A mais recente manifestação da “bondade” de rede social é da lavra de Felipe Neto, menino-foca, líder intelectual da esquerda brasileira, garoto-propaganda do combate às “fake news” e guru de ministro do STF. Pego no flagra por um repórter amador em pelada de fim de ano, sem máscara e sem respeitar o isolamento social (que ele passou os últimos meses pregando de maneira histérica), a criatura mimética por excelência – cuja mera existência depende inteiramente da aprovação alheia – correu ao Twitter para pedir perdão e dizer que errou.

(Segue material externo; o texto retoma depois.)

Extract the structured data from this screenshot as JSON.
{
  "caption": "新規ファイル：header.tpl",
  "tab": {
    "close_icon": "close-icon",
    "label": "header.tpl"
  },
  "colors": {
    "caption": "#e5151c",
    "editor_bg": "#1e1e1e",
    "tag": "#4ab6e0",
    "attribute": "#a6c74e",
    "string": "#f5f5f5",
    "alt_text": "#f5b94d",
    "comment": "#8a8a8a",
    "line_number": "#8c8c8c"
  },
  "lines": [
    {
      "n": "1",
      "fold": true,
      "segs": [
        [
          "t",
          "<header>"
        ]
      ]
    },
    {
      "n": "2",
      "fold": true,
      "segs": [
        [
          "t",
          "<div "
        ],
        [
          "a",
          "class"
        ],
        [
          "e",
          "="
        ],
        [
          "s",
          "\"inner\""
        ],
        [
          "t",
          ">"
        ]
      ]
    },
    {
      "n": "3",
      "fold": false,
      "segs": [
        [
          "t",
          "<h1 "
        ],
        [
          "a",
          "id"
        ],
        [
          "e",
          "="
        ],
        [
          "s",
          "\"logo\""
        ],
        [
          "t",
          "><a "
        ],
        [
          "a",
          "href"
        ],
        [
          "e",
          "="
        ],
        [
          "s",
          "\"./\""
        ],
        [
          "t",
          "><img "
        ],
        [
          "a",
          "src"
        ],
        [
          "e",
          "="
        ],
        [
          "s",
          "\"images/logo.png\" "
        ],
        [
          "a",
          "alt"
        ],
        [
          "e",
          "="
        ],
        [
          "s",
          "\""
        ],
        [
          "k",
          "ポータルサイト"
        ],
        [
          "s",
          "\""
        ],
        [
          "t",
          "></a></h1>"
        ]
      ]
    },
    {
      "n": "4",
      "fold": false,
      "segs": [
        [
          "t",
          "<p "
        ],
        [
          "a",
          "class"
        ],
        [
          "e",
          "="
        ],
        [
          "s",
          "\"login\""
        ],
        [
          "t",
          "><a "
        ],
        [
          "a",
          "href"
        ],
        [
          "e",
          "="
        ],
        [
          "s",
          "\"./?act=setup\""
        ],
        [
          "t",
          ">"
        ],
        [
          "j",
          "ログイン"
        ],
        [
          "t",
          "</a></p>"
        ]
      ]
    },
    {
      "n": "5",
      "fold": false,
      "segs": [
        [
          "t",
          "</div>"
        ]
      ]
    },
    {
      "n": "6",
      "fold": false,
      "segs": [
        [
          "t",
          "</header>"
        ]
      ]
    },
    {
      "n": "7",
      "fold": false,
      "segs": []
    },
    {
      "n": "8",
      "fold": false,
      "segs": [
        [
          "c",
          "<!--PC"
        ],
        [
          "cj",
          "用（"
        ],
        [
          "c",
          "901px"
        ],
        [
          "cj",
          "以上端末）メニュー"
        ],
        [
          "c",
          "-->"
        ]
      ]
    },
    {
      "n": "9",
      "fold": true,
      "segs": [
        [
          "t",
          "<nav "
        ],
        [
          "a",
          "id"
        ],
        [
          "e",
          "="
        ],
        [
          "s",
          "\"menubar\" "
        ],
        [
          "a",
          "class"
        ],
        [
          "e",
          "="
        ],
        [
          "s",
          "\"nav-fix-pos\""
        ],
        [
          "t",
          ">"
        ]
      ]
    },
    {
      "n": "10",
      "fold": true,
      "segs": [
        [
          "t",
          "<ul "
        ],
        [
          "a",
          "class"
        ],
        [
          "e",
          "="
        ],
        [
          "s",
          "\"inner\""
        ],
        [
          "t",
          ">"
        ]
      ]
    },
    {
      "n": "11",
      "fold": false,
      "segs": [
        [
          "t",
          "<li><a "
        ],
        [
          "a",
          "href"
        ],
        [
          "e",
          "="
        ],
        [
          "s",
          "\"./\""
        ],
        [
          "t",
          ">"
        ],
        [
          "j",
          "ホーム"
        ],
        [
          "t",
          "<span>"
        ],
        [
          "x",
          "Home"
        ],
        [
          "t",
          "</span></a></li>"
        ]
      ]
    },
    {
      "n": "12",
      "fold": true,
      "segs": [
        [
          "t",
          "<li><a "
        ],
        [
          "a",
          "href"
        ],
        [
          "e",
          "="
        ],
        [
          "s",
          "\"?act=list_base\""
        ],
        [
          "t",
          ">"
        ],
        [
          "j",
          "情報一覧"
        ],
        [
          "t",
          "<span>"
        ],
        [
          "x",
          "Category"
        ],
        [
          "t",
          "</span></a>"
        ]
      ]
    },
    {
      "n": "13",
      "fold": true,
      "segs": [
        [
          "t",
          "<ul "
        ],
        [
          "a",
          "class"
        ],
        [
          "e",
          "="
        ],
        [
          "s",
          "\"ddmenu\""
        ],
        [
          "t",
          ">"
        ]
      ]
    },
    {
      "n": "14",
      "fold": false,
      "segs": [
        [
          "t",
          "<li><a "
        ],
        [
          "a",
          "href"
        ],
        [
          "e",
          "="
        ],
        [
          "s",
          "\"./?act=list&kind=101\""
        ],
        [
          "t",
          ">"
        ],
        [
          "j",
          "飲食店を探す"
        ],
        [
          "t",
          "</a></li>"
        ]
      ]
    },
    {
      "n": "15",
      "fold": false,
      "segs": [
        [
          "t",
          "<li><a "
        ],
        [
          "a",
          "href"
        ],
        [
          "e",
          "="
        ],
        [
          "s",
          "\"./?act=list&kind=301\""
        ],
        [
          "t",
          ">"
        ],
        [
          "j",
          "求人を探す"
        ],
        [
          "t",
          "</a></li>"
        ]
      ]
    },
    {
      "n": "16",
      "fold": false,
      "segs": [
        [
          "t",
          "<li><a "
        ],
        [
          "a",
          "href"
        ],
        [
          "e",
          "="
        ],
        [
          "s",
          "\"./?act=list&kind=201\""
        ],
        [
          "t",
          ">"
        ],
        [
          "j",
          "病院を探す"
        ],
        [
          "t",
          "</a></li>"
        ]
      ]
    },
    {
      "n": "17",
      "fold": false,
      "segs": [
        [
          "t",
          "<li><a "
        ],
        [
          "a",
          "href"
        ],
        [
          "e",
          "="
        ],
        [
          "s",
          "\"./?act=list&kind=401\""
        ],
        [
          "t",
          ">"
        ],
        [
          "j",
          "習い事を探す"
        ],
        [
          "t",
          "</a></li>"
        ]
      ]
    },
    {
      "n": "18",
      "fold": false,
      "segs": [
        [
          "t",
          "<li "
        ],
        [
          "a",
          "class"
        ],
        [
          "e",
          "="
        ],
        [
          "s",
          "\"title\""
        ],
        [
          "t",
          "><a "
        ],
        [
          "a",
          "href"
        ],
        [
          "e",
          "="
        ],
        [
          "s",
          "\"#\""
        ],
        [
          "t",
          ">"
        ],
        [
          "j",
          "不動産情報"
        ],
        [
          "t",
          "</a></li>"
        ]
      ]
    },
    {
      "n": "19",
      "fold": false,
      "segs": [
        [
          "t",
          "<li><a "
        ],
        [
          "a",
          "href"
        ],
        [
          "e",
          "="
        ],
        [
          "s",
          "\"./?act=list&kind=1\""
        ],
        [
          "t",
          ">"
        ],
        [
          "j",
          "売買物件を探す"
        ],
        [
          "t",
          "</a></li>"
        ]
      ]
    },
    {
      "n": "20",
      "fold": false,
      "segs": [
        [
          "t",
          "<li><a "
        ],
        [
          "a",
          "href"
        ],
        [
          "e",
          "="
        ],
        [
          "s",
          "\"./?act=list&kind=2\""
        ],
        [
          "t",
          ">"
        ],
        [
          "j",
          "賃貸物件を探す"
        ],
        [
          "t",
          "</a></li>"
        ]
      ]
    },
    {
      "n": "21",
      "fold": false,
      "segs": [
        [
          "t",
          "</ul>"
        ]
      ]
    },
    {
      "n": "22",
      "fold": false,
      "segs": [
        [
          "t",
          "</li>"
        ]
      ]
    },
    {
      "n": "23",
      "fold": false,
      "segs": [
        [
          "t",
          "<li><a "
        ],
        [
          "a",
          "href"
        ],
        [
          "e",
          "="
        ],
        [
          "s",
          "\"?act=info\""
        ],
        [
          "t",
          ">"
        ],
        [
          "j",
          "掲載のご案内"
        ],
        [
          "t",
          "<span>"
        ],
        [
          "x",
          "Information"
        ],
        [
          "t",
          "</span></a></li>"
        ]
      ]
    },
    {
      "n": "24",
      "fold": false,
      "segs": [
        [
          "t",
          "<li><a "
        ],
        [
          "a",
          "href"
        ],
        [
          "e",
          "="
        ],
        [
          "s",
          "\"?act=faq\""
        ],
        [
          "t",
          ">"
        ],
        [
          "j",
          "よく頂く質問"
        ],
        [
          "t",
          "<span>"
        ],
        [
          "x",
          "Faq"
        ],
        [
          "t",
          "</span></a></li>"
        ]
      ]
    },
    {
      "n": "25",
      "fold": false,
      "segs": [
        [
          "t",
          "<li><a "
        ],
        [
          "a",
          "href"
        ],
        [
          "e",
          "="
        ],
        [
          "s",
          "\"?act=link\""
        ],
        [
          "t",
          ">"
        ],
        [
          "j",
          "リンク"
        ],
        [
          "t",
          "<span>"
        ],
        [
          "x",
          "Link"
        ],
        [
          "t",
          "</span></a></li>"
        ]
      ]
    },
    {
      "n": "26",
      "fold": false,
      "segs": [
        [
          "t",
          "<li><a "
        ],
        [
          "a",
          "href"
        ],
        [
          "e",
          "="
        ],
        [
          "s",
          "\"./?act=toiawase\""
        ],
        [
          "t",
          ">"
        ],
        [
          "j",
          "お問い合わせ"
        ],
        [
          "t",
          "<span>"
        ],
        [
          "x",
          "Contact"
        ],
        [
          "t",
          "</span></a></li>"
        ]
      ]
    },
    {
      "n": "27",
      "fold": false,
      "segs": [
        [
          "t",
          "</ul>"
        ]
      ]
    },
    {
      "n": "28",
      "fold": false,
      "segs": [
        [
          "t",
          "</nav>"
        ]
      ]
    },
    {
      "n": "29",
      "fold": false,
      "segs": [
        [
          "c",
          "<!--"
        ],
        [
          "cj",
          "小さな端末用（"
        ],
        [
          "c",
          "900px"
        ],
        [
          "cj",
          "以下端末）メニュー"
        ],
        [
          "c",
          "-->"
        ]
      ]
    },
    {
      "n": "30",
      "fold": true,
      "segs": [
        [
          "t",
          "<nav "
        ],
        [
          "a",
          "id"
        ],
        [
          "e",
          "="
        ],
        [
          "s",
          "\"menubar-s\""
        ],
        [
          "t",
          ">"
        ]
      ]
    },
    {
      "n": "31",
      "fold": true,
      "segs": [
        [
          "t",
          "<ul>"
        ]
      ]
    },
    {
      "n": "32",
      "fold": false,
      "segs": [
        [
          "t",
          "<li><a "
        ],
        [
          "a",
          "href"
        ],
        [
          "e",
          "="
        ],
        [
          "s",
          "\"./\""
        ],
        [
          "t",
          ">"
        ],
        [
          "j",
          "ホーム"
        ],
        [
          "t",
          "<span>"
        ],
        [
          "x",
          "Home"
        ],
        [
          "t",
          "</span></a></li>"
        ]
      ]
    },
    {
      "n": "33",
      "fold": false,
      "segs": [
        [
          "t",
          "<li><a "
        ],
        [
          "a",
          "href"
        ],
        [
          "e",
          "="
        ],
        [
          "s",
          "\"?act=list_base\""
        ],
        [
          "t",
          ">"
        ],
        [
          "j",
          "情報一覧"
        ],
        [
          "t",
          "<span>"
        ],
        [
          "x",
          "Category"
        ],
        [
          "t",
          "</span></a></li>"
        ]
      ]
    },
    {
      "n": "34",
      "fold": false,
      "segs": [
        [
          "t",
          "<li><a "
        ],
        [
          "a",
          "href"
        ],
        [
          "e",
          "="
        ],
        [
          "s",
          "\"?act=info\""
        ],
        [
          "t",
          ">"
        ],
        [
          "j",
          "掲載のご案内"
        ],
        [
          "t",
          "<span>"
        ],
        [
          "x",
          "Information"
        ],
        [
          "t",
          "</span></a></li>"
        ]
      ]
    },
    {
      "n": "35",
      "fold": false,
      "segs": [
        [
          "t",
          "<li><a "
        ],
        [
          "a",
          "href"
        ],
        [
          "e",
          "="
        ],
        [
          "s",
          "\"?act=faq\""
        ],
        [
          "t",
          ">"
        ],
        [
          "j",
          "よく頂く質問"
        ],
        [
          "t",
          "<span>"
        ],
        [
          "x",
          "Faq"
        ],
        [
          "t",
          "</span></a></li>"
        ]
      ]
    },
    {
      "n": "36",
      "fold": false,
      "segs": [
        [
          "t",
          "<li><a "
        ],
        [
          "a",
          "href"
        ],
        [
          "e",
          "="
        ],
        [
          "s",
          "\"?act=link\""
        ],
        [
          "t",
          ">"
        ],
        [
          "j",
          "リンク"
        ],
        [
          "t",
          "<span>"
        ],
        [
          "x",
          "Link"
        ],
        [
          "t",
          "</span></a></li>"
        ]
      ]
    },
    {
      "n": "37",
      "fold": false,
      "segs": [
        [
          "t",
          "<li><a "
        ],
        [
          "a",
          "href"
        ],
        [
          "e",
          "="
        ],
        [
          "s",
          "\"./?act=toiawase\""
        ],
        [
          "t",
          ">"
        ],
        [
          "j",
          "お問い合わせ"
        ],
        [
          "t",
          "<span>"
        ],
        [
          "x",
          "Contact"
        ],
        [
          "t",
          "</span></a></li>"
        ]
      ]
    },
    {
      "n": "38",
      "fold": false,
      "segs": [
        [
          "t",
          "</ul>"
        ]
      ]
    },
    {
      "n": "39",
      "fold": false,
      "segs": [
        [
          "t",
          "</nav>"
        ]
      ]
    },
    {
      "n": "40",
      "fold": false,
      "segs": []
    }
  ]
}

É claro que, como todo “justo” de rede social, o sujeito tinha que se promover um pouquinho durante o pretenso mea culpa: “Errei. Decidi jogar um último futebol do ano. Como goleiro, indo e voltando de máscara, sem contato com ninguém e passando álcool em tudo. Ainda assim, é um erro. Não cometerei novamente até a vacina. Peço perdão pelo mau exemplo”.
Também no Twitter, o jornalista Rica Perrone, que costuma jogar pelada no campinho ao lado, tratou de desmentir o falso moralista em versão teen. “Você jogou muitas vezes na pandemia. Eu vi... Seja homem, irmão”. Para confirmar o que disse, Perrone postou a filmagem de um amigo e fotos de Felipe Neto aglomerando alegremente sobre a grama sintética. Mas, como Perrone mexeu com um dos “bons”, o vídeo foi estigmatizado como “discurso de ódio” e sumariamente censurado no Instagram.
Em suma: ao contrário da bondade autêntica, tão bem descrita por Proust e pelo evangelista, a “bondade” dos quarentenistas gourmet – também conhecidos como ultra-fique-em-casistas – é espalhafatosa, sentimentalista e orgulhosa. Toca trombetas diante de si, imita focas e tem o cabelo cor de rosa-choque.